2022 Suzuki Hayabusa dash
Old-school clocks are still present on the Hayabusa. And that’s a very good thing indeed.

This is a long motorcycle with a wheelbase of 58.3 inches, some 2.4 inches longer than a GSX-R1000R, and it’s coupled with 582 pounds of ready-to-ride weight, 137 pounds more than a GSX-R. Therefore, you need to ride the Hayabusa with a little more finesse than its superbike cousin. Twisty switchback canyons, ironically like the ones chosen for this exclusive ride, are not the Hayabusa’s domain. It will handle roads like these with aplomb, but where it excels is in fast, flowing bends, where you can progressively dial in more and more of that motor to fire you out the other side.

Suzuki has chosen to stay away from electronic suspension for the Hayabusa, which, in my mind is a good thing. Conventional suspension, when set up correctly, is always better than electronic suspension, and the ’Busa’s surefootedness is, in many ways, due to the quality of the KYB fork and shock, plus the excellent Bridgestone S22 rubber that it comes with as standard.

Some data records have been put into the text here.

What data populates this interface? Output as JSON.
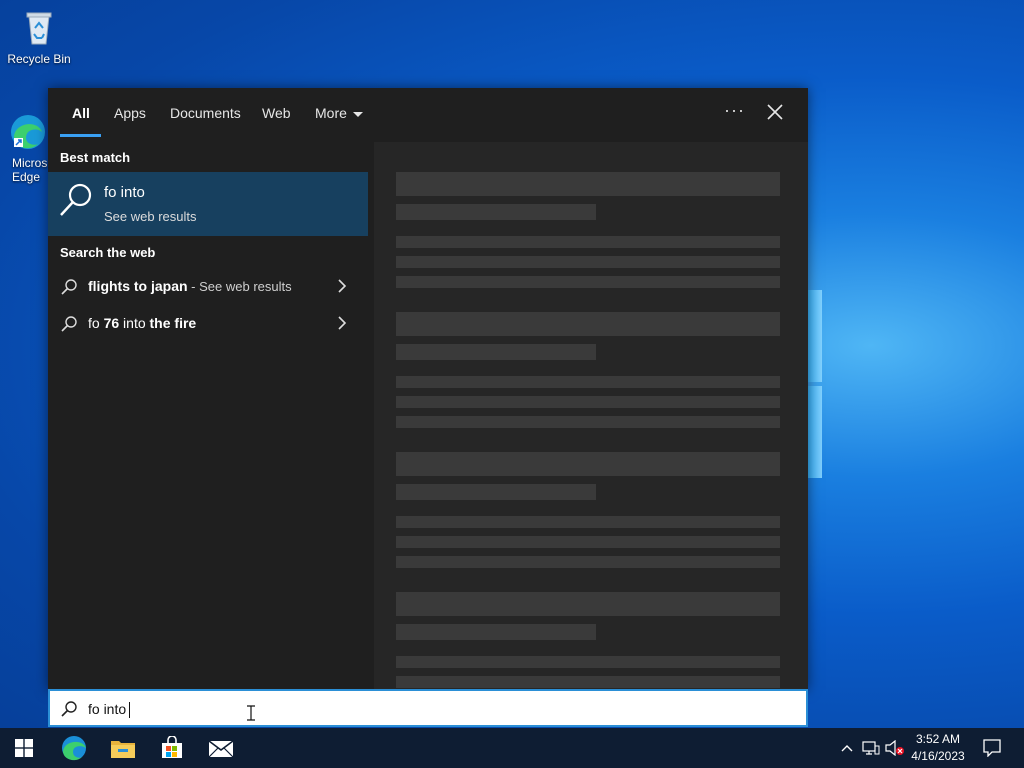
{
  "desktop": {
    "icons": [
      {
        "label": "Recycle Bin"
      },
      {
        "label": "Micros\nEdge"
      }
    ]
  },
  "search_panel": {
    "tabs": [
      {
        "label": "All",
        "active": true
      },
      {
        "label": "Apps"
      },
      {
        "label": "Documents"
      },
      {
        "label": "Web"
      },
      {
        "label": "More"
      }
    ],
    "options_label": "···",
    "best_match_header": "Best match",
    "best_match": {
      "title": "fo into",
      "subtitle": "See web results"
    },
    "search_web_header": "Search the web",
    "web_results": [
      {
        "bold": "flights to japan",
        "suffix": " - See web results"
      },
      {
        "prefix": "fo ",
        "bold1": "76",
        "middle": " into ",
        "bold2": "the fire"
      }
    ]
  },
  "search_box": {
    "value": "fo into"
  },
  "taskbar": {
    "apps": [
      "start-icon",
      "edge-icon",
      "file-explorer-icon",
      "store-icon",
      "mail-icon"
    ],
    "clock": {
      "time": "3:52 AM",
      "date": "4/16/2023"
    }
  },
  "colors": {
    "accent": "#3aa0f3",
    "selected_bg": "#17405f",
    "panel_bg": "#1f1f1f",
    "preview_bg": "#262626",
    "taskbar_bg": "#0e1d33"
  }
}
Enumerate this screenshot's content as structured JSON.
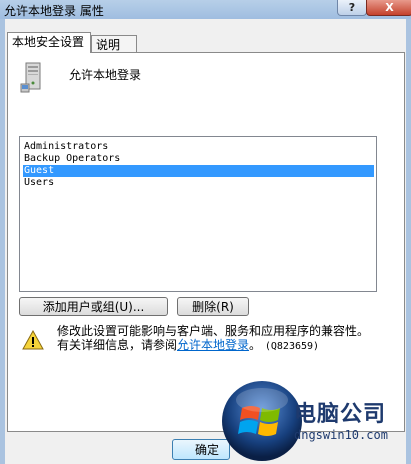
{
  "window": {
    "title": "允许本地登录 属性",
    "help_button": "?",
    "close_button": "X"
  },
  "tabs": [
    {
      "label": "本地安全设置",
      "active": true
    },
    {
      "label": "说明",
      "active": false
    }
  ],
  "policy": {
    "icon": "server-computer-icon",
    "name": "允许本地登录"
  },
  "members": {
    "items": [
      "Administrators",
      "Backup Operators",
      "Guest",
      "Users"
    ],
    "selected": "Guest"
  },
  "buttons": {
    "add": "添加用户或组(U)...",
    "remove": "删除(R)",
    "ok": "确定"
  },
  "warning": {
    "icon": "warning-triangle-icon",
    "line1": "修改此设置可能影响与客户端、服务和应用程序的兼容性。",
    "line2_prefix": "有关详细信息，请参阅",
    "link": "允许本地登录",
    "line2_suffix": "。",
    "kb": "(Q823659)"
  },
  "watermark": {
    "brand": "电脑公司",
    "url": "dngswin10.com",
    "logo": "windows-orb-logo"
  },
  "colors": {
    "selection": "#3399ff",
    "link": "#0066cc",
    "close": "#c4412c",
    "watermark_text": "#1e3a6e"
  }
}
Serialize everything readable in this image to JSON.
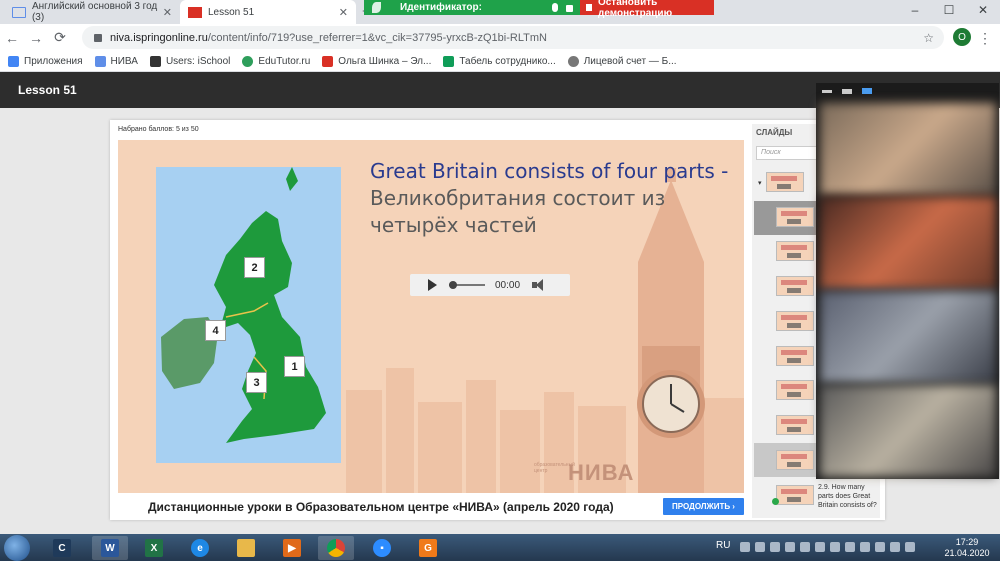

2022 Suzuki Hayabusa front
Big bird coming through!

The overall ride is plush and very comfortable, although it lacks poise when you really get after it and start asking big questions under hard braking. If you can think of how Mike Hailwood rode a motorcycle—all knees in and full of finesse—that’s the right style for a ’Busa. Keep up your corner speed, allow the chassis to explore every inch of the road and let the tires take gobbles of acceleration and translate it into forward motion, and it’s happy days.

As mentioned, the Hayabusa’s electronic arsenal has been heavily expanded for 2022. This brings it in line with everything expected of a modern superbike and it even comes with an extra add-on in the active speed limiter, which allows you to preset a speed that you can get back to at any point by a press of a button. When you do, it doesn’t matter how much you twist the grip, you won’t go any quicker, a bit like a pitlane speed limiter. It’s a nice electronic addition.

2022 Suzuki Hayabusa handlebar controls
Cruise control is standard fitment on the Hayabusa, which is just as well considering many owners will clock up big miles on it.

Being able to switch wheelie control off, as well as have its function separate from traction control, is a boost for Suzuki. Too many manufacturers (even Suzuki on earlier iterations of the GSX-R1000R) combine the operation of wheelie and traction control and the systems are never as good as they could be. With 10 stages of each, plus six different riding modes, it’s as much choice a rider will ever need to tailor the ride to how they like.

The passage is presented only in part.